To her slight surprise, the old man nodded in approval. “Yes. He’ll be busy, I expect. Very good. Still…”

With a small grunt, he levered himself out of his chair, dumping the cat to the floor. “Arella, my dear, I am going out.”

Arella handed the old man his jacket and cap. “You’re going to the gate?”

Carson nodded as he carefully adjusted his cap to hide the terrible scars upon his bald head. Arella dutifully brushed the back of his coat. “I’ll send down some lunch.” She paused. “Do you really think she’ll come, Poppa?”

Carson heard the faint whisper of longing within Arella’s voice and sighed. Even after all this time, even after we all know better, we still hope. Best take care of this one quickly.

He patted her arm as he turned to go. “I’m sure she will. All the others have.”

He descended the stairs to the street, drew in a deep lungful of the morning air, and took a look around.

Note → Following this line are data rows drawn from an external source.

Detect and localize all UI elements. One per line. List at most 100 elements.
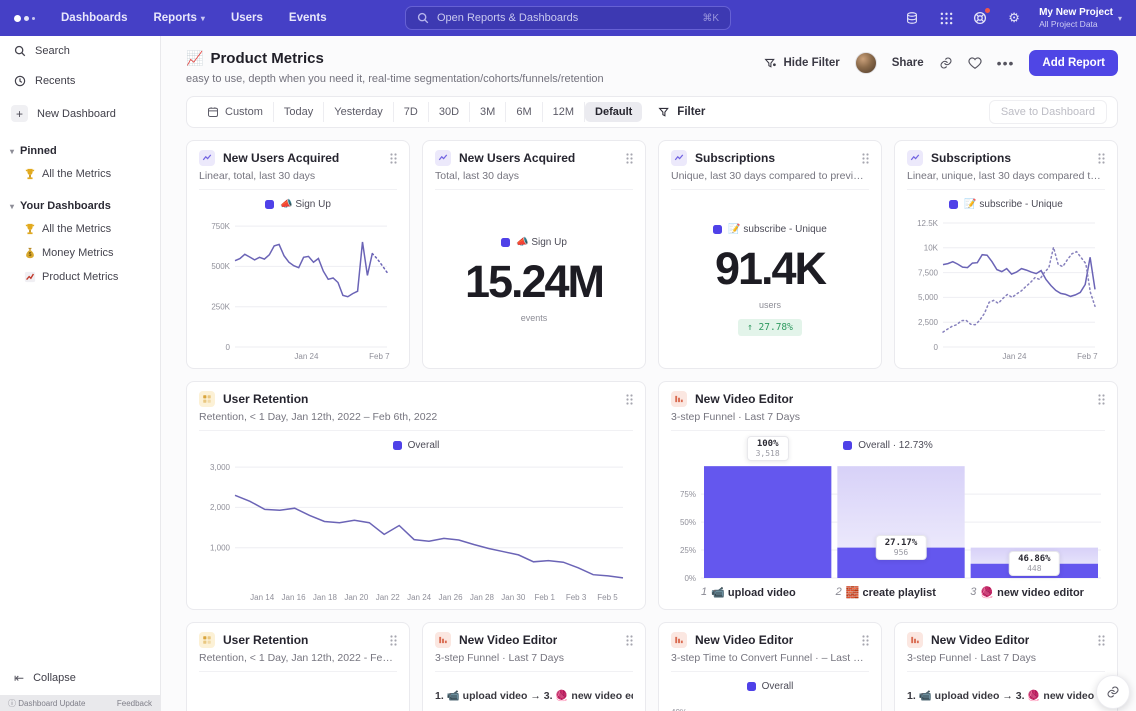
report-title[interactable]: New Video Editor	[695, 633, 793, 647]
save-to-dashboard-button[interactable]: Save to Dashboard	[989, 100, 1107, 124]
project-selector[interactable]: My New Project All Project Data ▾	[1039, 7, 1122, 29]
copy-link-icon[interactable]	[939, 56, 953, 70]
sidebar-bottom-strip: ⓘ Dashboard Update Feedback	[0, 695, 160, 711]
sidebar-item-money-metrics[interactable]: $ Money Metrics	[0, 241, 160, 265]
line-chart[interactable]: 750K500K250K0Jan 24Feb 7	[199, 212, 397, 361]
report-card-video-editor-2: New Video Editor 3-step Funnel · Last 7 …	[422, 622, 646, 711]
sidebar-section-your-dashboards[interactable]: ▾ Your Dashboards	[0, 186, 160, 217]
chart-increasing-emoji-icon: 📈	[186, 50, 203, 67]
report-title[interactable]: New Video Editor	[931, 633, 1029, 647]
range-12m[interactable]: 12M	[543, 102, 585, 122]
svg-text:1,000: 1,000	[210, 543, 231, 552]
range-3m[interactable]: 3M	[470, 102, 506, 122]
drag-handle-icon[interactable]	[626, 635, 633, 646]
retention-line-chart[interactable]: 3,0002,0001,000Jan 14Jan 16Jan 18Jan 20J…	[199, 453, 633, 602]
chevron-down-icon: ▾	[201, 14, 205, 23]
report-title[interactable]: User Retention	[223, 633, 308, 647]
change-badge: ↑ 27.78%	[738, 319, 802, 336]
favorite-heart-icon[interactable]	[968, 56, 982, 70]
funnel-steps-summary: 1. 📹 upload video → 3. 🧶 new video edito…	[907, 689, 1105, 702]
chevron-down-icon: ▾	[1118, 14, 1122, 23]
search-icon	[417, 12, 429, 24]
sidebar-item-all-the-metrics-pinned[interactable]: All the Metrics	[0, 162, 160, 186]
report-title[interactable]: New Users Acquired	[223, 151, 339, 165]
range-custom[interactable]: Custom	[197, 102, 274, 122]
legend-swatch	[265, 200, 274, 209]
sidebar-item-all-the-metrics[interactable]: All the Metrics	[0, 217, 160, 241]
chevron-down-icon: ▾	[10, 147, 14, 156]
retention-report-icon	[199, 632, 215, 648]
sidebar-collapse-button[interactable]: ⇤ Collapse	[0, 661, 160, 695]
range-yesterday[interactable]: Yesterday	[324, 102, 394, 122]
collapse-icon: ⇤	[14, 671, 24, 685]
report-title[interactable]: New Users Acquired	[459, 151, 575, 165]
trophy-icon	[24, 168, 36, 180]
report-card-video-editor-funnel: New Video Editor 3-step Funnel · Last 7 …	[658, 381, 1118, 610]
drag-handle-icon[interactable]	[1098, 635, 1105, 646]
cards-grid: New Users Acquired Linear, total, last 3…	[186, 140, 1118, 711]
drag-handle-icon[interactable]	[390, 153, 397, 164]
svg-text:75%: 75%	[680, 490, 696, 499]
data-management-icon[interactable]	[903, 9, 921, 27]
svg-text:Jan 28: Jan 28	[470, 593, 495, 602]
nav-users[interactable]: Users	[231, 12, 263, 24]
metric-value: 15.24M	[465, 259, 603, 304]
drag-handle-icon[interactable]	[626, 153, 633, 164]
drag-handle-icon[interactable]	[390, 635, 397, 646]
drag-handle-icon[interactable]	[1098, 153, 1105, 164]
apps-grid-icon[interactable]	[937, 9, 955, 27]
hide-filter-button[interactable]: Hide Filter	[764, 57, 839, 70]
report-title[interactable]: Subscriptions	[695, 151, 775, 165]
report-title[interactable]: Subscriptions	[931, 151, 1011, 165]
add-report-button[interactable]: Add Report	[1029, 50, 1118, 76]
drag-handle-icon[interactable]	[1098, 394, 1105, 405]
range-6m[interactable]: 6M	[506, 102, 542, 122]
report-card-user-retention: User Retention Retention, < 1 Day, Jan 1…	[186, 381, 646, 610]
nav-events[interactable]: Events	[289, 12, 327, 24]
search-icon	[14, 45, 26, 57]
share-button[interactable]: Share	[892, 57, 924, 69]
range-today[interactable]: Today	[274, 102, 324, 122]
nav-reports[interactable]: Reports▾	[153, 12, 204, 24]
range-7d[interactable]: 7D	[394, 102, 429, 122]
report-title[interactable]: New Video Editor	[459, 633, 557, 647]
drag-handle-icon[interactable]	[626, 394, 633, 405]
filter-button[interactable]: Filter	[658, 106, 705, 119]
report-subtitle: Retention, < 1 Day, Jan 12th, 2022 – Feb…	[199, 411, 633, 431]
range-30d[interactable]: 30D	[429, 102, 470, 122]
svg-text:25%: 25%	[680, 546, 696, 555]
svg-text:Jan 24: Jan 24	[294, 352, 319, 361]
metric-unit: users	[759, 300, 781, 310]
funnel-step-3-label[interactable]: 3🧶 new video editor	[970, 586, 1105, 599]
report-card-subscriptions-linear: Subscriptions Linear, unique, last 30 da…	[894, 140, 1118, 369]
report-title[interactable]: New Video Editor	[695, 392, 793, 406]
line-chart[interactable]: 12.5K10K7,5005,0002,5000Jan 24Feb 7	[907, 212, 1105, 361]
svg-text:500K: 500K	[211, 262, 230, 271]
sidebar-section-pinned[interactable]: ▾ Pinned	[0, 131, 160, 162]
range-default[interactable]: Default	[585, 102, 642, 122]
copy-link-fab[interactable]	[1096, 675, 1130, 709]
sidebar-new-dashboard[interactable]: + New Dashboard	[0, 96, 160, 131]
insights-report-icon	[199, 150, 215, 166]
feedback-link[interactable]: Feedback	[117, 699, 152, 708]
nav-dashboards[interactable]: Dashboards	[61, 12, 127, 24]
funnel-step-1-label[interactable]: 1📹 upload video	[701, 586, 836, 599]
dashboard-update-link[interactable]: ⓘ Dashboard Update	[8, 698, 85, 709]
global-search-input[interactable]: Open Reports & Dashboards ⌘K	[405, 6, 731, 30]
sidebar-item-product-metrics[interactable]: Product Metrics	[0, 265, 160, 289]
report-title[interactable]: User Retention	[223, 392, 308, 406]
chart-legend: 📝 subscribe - Unique	[907, 196, 1105, 212]
sidebar-recents[interactable]: Recents	[0, 66, 160, 96]
insights-report-icon	[435, 150, 451, 166]
sidebar-search[interactable]: Search	[0, 36, 160, 66]
help-icon[interactable]	[971, 9, 989, 27]
funnel-chart[interactable]: 75%50%25%0%100%3,51827.17%95646.86%448	[671, 453, 1105, 582]
more-options-icon[interactable]: •••	[997, 55, 1015, 71]
page-title[interactable]: Product Metrics	[210, 50, 323, 67]
drag-handle-icon[interactable]	[862, 153, 869, 164]
drag-handle-icon[interactable]	[862, 635, 869, 646]
mixpanel-logo-icon[interactable]	[14, 15, 35, 22]
user-avatar[interactable]	[855, 52, 877, 74]
settings-gear-icon[interactable]: ⚙	[1005, 9, 1023, 27]
funnel-step-2-label[interactable]: 2🧱 create playlist	[836, 586, 971, 599]
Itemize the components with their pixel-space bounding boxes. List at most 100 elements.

What he saw brought him up short. For a moment, he panicked, but then he remembered that the Masters were gone. With the familiar pang of loss mixed with reassurance swirling through his head, he took another look, taking mental notes.

It was worse. Worse than he remembered. He tried to think back. How long had it been since he had last inspected the town? Not just walked like a tourist, but looked, really looked, like a man who was responsible for things and would have to explain them to the Masters?

Obviously far too long.

There was litter in the streets. Not great drifts of it, to be sure, but that there was any at all would have caused his father to have a stroke. The façades of the shops were weathered. He saw a cracked window, and with a genuine shot of fear, he noticed that one of the small public fountains was no longer running, the bowl dry, filled with old leaves and a few cracked snail shells. What was his grandson thinking?

He meandered down through the closely packed streets, eyes half-closed…listening.

There was a rising tide of excitement bubbling through the citizenry. They always reacted to rumors of a Heterodyne, but this time it was sharper, fuller. Fanned, no doubt, by the large number of Wulfenbach troops and obvious out-of-towners who were holding forth on various street corners.

He paused outside a busy pastry shop. A few seconds later, a shop girl hurried out with a wicker basket of warm cinnamon butter snail buns, which she handed over with a small curtsy before darting back inside.

The proprietor of a Turkish teashop spied Carson as he turned onto the lane. He filled a blue ceramic mug with the thick campaign tea that he knew the old man favored, closed the decorative copper lid, and placed it into his hand as he passed. Carson, preoccupied, took it with a slight nod and continued on.